Pontypool is a small town in Ontario, Canada with a very skilled radio host named Grant Mazzy (Stephen McHattie). He specializes in going for the kill, so to speak, on a breaking news story. He'll turn a lost kitten poster into a rant about the degradation of society. His producer Sidney Briar (Lisa Houle) does not approve of the tactic but knows he gets ratings for the station.
When an actual shocking news story about the degradation of society breaks out, Mazzy is told to stall and stretch with fluff. Briar and radio employee Laurel-Ann Drummond (Georgina Reilly) try to find real evidence to go with. It seems that a riot broke out in front of the office of a controversial doctor and neither the police nor the military can contain its spread.
What makes Pontypool work is the radio conceit. It's a chamber play that cheats just a little bit with voice overs. Various townspeople call in to discuss the riots as they unfold. A reporter from the BBC calls up to gather evidence for his own story. A small vocal ensemble shows up for a scheduled interview/performance. And their helicopter riding weather reporter tries to follow the story while staying out of harm's way. Each new voice on the radio advances the plot and adds variety to the cast.
Tony Burgess adapts a very literary story from his own novel into something that mostly works onscreen. Everything in Pontypool comes down to a play on language. From "crazy talk" that spreads throughout reports to the choice of rhetoric on the air, the film is a horror story about the ambiguity of the English language. Say the wrong thing to the wrong person and you could convince them to do something bad. Saying "don't get any closer" can be all someone needs to take that extra step into danger.
The allure of radio and its potential audience only complicates matters further.

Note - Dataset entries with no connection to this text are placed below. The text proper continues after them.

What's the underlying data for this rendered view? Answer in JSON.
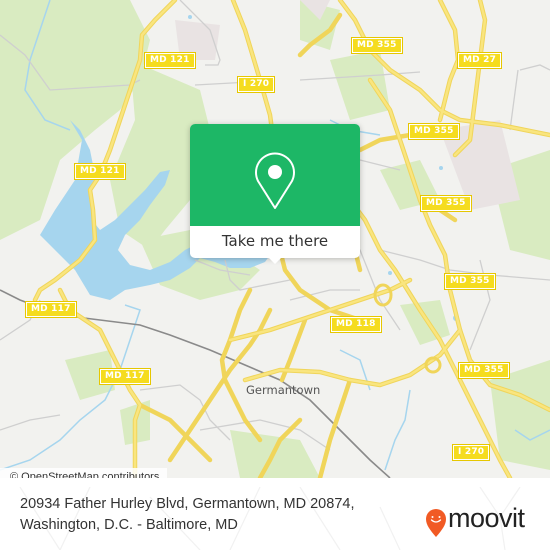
{
  "map": {
    "attribution": "© OpenStreetMap contributors",
    "place_labels": [
      {
        "name": "germantown",
        "text": "Germantown"
      }
    ],
    "route_shields": [
      {
        "id": "md121-top",
        "text": "MD 121"
      },
      {
        "id": "i270-top",
        "text": "I 270"
      },
      {
        "id": "md355-top",
        "text": "MD 355"
      },
      {
        "id": "md27",
        "text": "MD 27"
      },
      {
        "id": "md121-mid",
        "text": "MD 121"
      },
      {
        "id": "md355-2",
        "text": "MD 355"
      },
      {
        "id": "md355-3",
        "text": "MD 355"
      },
      {
        "id": "md355-4",
        "text": "MD 355"
      },
      {
        "id": "md117-left",
        "text": "MD 117"
      },
      {
        "id": "md118",
        "text": "MD 118"
      },
      {
        "id": "md117-low",
        "text": "MD 117"
      },
      {
        "id": "md355-5",
        "text": "MD 355"
      },
      {
        "id": "i270-bottom",
        "text": "I 270"
      }
    ],
    "colors": {
      "land": "#f2f2ef",
      "park": "#d9ebc1",
      "water": "#a6d5ee",
      "road_major": "#f7de63",
      "road_minor": "#c9c9c9",
      "shield": "#f5dc1f"
    }
  },
  "popup": {
    "icon": "map-pin-icon",
    "button_label": "Take me there",
    "accent_color": "#1db766"
  },
  "footer": {
    "address": "20934 Father Hurley Blvd, Germantown, MD 20874, Washington, D.C. - Baltimore, MD",
    "brand": "moovit",
    "brand_color": "#f15a24"
  }
}
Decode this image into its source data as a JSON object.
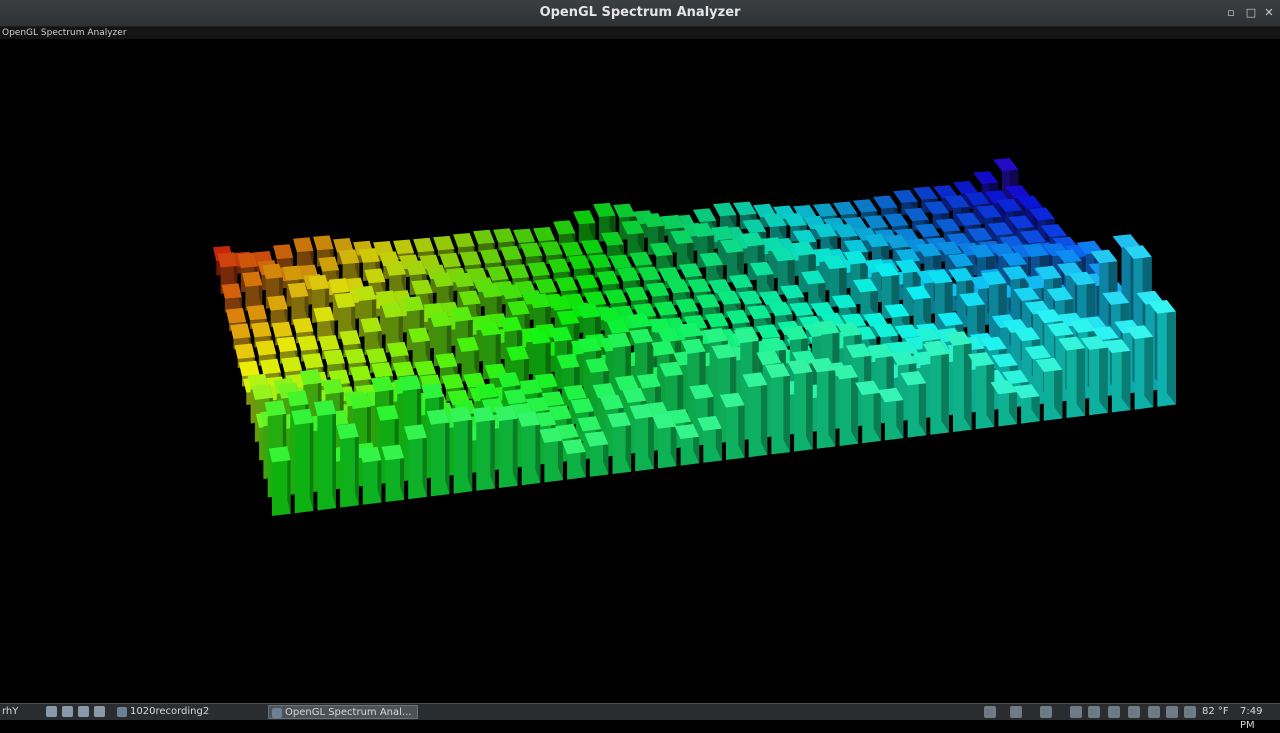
{
  "window": {
    "title": "OpenGL Spectrum Analyzer",
    "app_label": "OpenGL Spectrum Analyzer",
    "controls": [
      "minimize-icon",
      "maximize-icon",
      "close-icon"
    ]
  },
  "colors": {
    "background": "#000000",
    "titlebar": "#2e3134",
    "taskbar": "#2a2d30",
    "row_front": "#1ed84a",
    "row_middle": "#2fa6d0",
    "row_back": "#6a2ad0",
    "accent_red": "#c01818",
    "accent_cyan": "#14e8ff"
  },
  "taskbar": {
    "start_label": "rhY",
    "tasks": [
      {
        "label": "1020recording2",
        "icon": "folder-icon",
        "active": false
      },
      {
        "label": "OpenGL Spectrum Anal...",
        "icon": "window-icon",
        "active": true
      }
    ],
    "tray_icons": [
      "clipboard-icon",
      "network-icon",
      "display-icon",
      "bluetooth-icon",
      "shield-icon",
      "wifi-icon",
      "update-icon",
      "volume-icon",
      "microphone-icon",
      "battery-icon"
    ],
    "temperature": "82 °F",
    "clock": "7:49 PM"
  }
}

You lie about the news on the radio--say the wrong thing--and you can make a bad situation much worse.
Of course, when you deal with a story about going language down to grammatical structure and phonemes, you're probably better off sticking to the written medium. There is a turn in the story leading into the third act that feels very out of place. The cast sells it hard, but I feel like there had to be another way to go about it. It arches back around to a good point but goes way too theoretical to sell as big enough for a movie.

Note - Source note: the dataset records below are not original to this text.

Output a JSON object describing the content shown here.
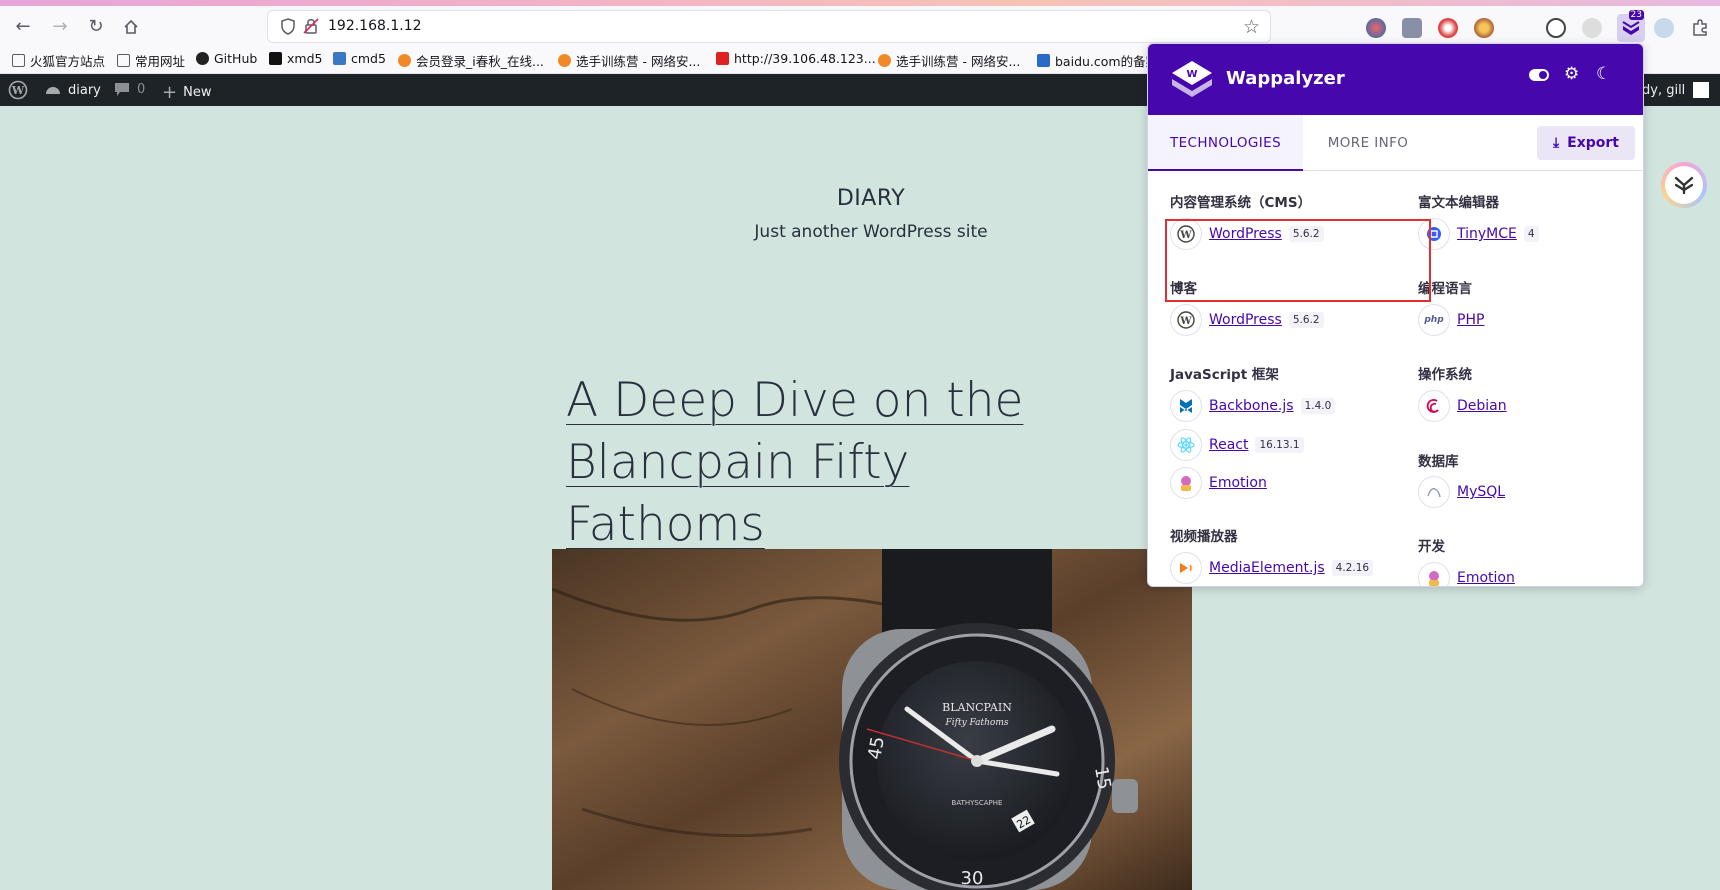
{
  "browser": {
    "url": "192.168.1.12",
    "ext_badge": "23",
    "bookmarks": [
      "火狐官方站点",
      "常用网址",
      "GitHub",
      "xmd5",
      "cmd5",
      "会员登录_i春秋_在线...",
      "选手训练营 - 网络安...",
      "http://39.106.48.123...",
      "选手训练营 - 网络安...",
      "baidu.com的备案"
    ]
  },
  "adminbar": {
    "site": "diary",
    "comments": "0",
    "new": "New",
    "howdy": "dy, gill"
  },
  "page": {
    "site_title": "DIARY",
    "site_desc": "Just another WordPress site",
    "post_title": "A Deep Dive on the Blancpain Fifty Fathoms",
    "watch": {
      "brand": "BLANCPAIN",
      "model": "Fifty Fathoms",
      "sub": "BATHYSCAPHE",
      "date": "22",
      "n45": "45",
      "n15": "15",
      "n30": "30"
    }
  },
  "wappalyzer": {
    "name": "Wappalyzer",
    "tab_technologies": "TECHNOLOGIES",
    "tab_more_info": "MORE INFO",
    "export": "Export",
    "left": [
      {
        "category": "内容管理系统（CMS）",
        "items": [
          {
            "name": "WordPress",
            "version": "5.6.2",
            "icon": "wordpress-icon"
          }
        ]
      },
      {
        "category": "博客",
        "items": [
          {
            "name": "WordPress",
            "version": "5.6.2",
            "icon": "wordpress-icon"
          }
        ]
      },
      {
        "category": "JavaScript 框架",
        "items": [
          {
            "name": "Backbone.js",
            "version": "1.4.0",
            "icon": "backbone-icon"
          },
          {
            "name": "React",
            "version": "16.13.1",
            "icon": "react-icon"
          },
          {
            "name": "Emotion",
            "version": "",
            "icon": "emotion-icon"
          }
        ]
      },
      {
        "category": "视频播放器",
        "items": [
          {
            "name": "MediaElement.js",
            "version": "4.2.16",
            "icon": "mediaelement-icon"
          }
        ]
      }
    ],
    "right": [
      {
        "category": "富文本编辑器",
        "items": [
          {
            "name": "TinyMCE",
            "version": "4",
            "icon": "tinymce-icon"
          }
        ]
      },
      {
        "category": "编程语言",
        "items": [
          {
            "name": "PHP",
            "version": "",
            "icon": "php-icon"
          }
        ]
      },
      {
        "category": "操作系统",
        "items": [
          {
            "name": "Debian",
            "version": "",
            "icon": "debian-icon"
          }
        ]
      },
      {
        "category": "数据库",
        "items": [
          {
            "name": "MySQL",
            "version": "",
            "icon": "mysql-icon"
          }
        ]
      },
      {
        "category": "开发",
        "items": [
          {
            "name": "Emotion",
            "version": "",
            "icon": "emotion-icon"
          }
        ]
      }
    ]
  }
}
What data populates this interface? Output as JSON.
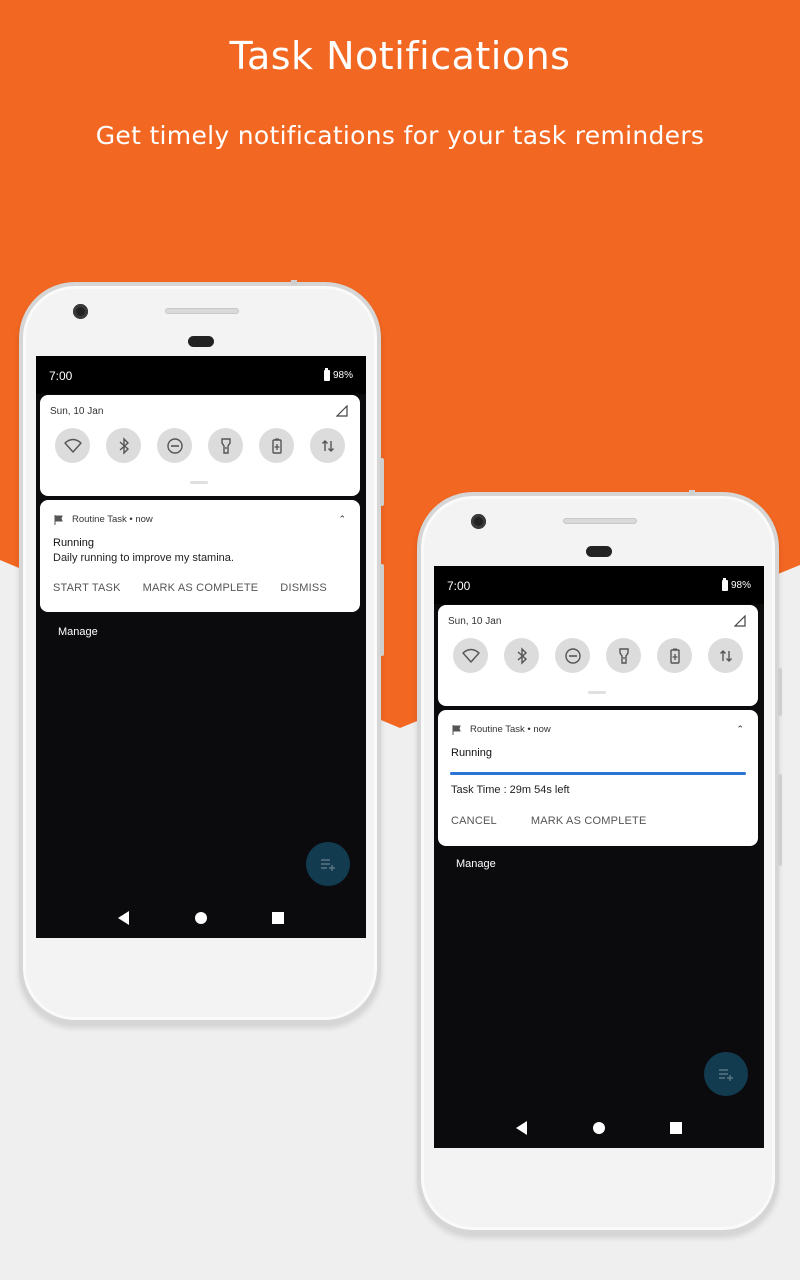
{
  "header": {
    "title": "Task Notifications",
    "subtitle": "Get timely notifications for your task reminders"
  },
  "colors": {
    "brand_orange": "#f26722",
    "progress_blue": "#2a74d6",
    "fab": "#123b50"
  },
  "phones": [
    {
      "status": {
        "time": "7:00",
        "battery": "98%"
      },
      "quick_settings": {
        "date": "Sun, 10 Jan",
        "tiles": [
          "wifi-icon",
          "bluetooth-icon",
          "do-not-disturb-icon",
          "flashlight-icon",
          "battery-saver-icon",
          "mobile-data-icon"
        ]
      },
      "notification": {
        "app": "Routine Task",
        "time": "now",
        "header": "Routine Task • now",
        "title": "Running",
        "text": "Daily running to improve my stamina.",
        "actions": [
          "START TASK",
          "MARK AS COMPLETE",
          "DISMISS"
        ]
      },
      "manage_label": "Manage"
    },
    {
      "status": {
        "time": "7:00",
        "battery": "98%"
      },
      "quick_settings": {
        "date": "Sun, 10 Jan",
        "tiles": [
          "wifi-icon",
          "bluetooth-icon",
          "do-not-disturb-icon",
          "flashlight-icon",
          "battery-saver-icon",
          "mobile-data-icon"
        ]
      },
      "notification": {
        "app": "Routine Task",
        "time": "now",
        "header": "Routine Task • now",
        "title": "Running",
        "progress_percent": 100,
        "text": "Task Time : 29m 54s  left",
        "actions": [
          "CANCEL",
          "MARK AS COMPLETE"
        ]
      },
      "manage_label": "Manage"
    }
  ]
}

Pontypool is an exciting and novel horror film. There is no denying that. It's also quiet, slow, and deeply psychological. If you expect horror to have blood, guts, and action galore, you'll tune out before you even see a papercut onscreen. Pontypool gets there, but it does it at its own pace. A news story doesn't parse itself out in fifteen minutes. Why should a horror film about the creation and dissemination of news move any faster?
Rating: 8/10
Thoughts on Pontypool. A few people have been pushing me to see it for years and I only just got around to it on Netflix. Have you seen it? Have you read the book? What are your thoughts?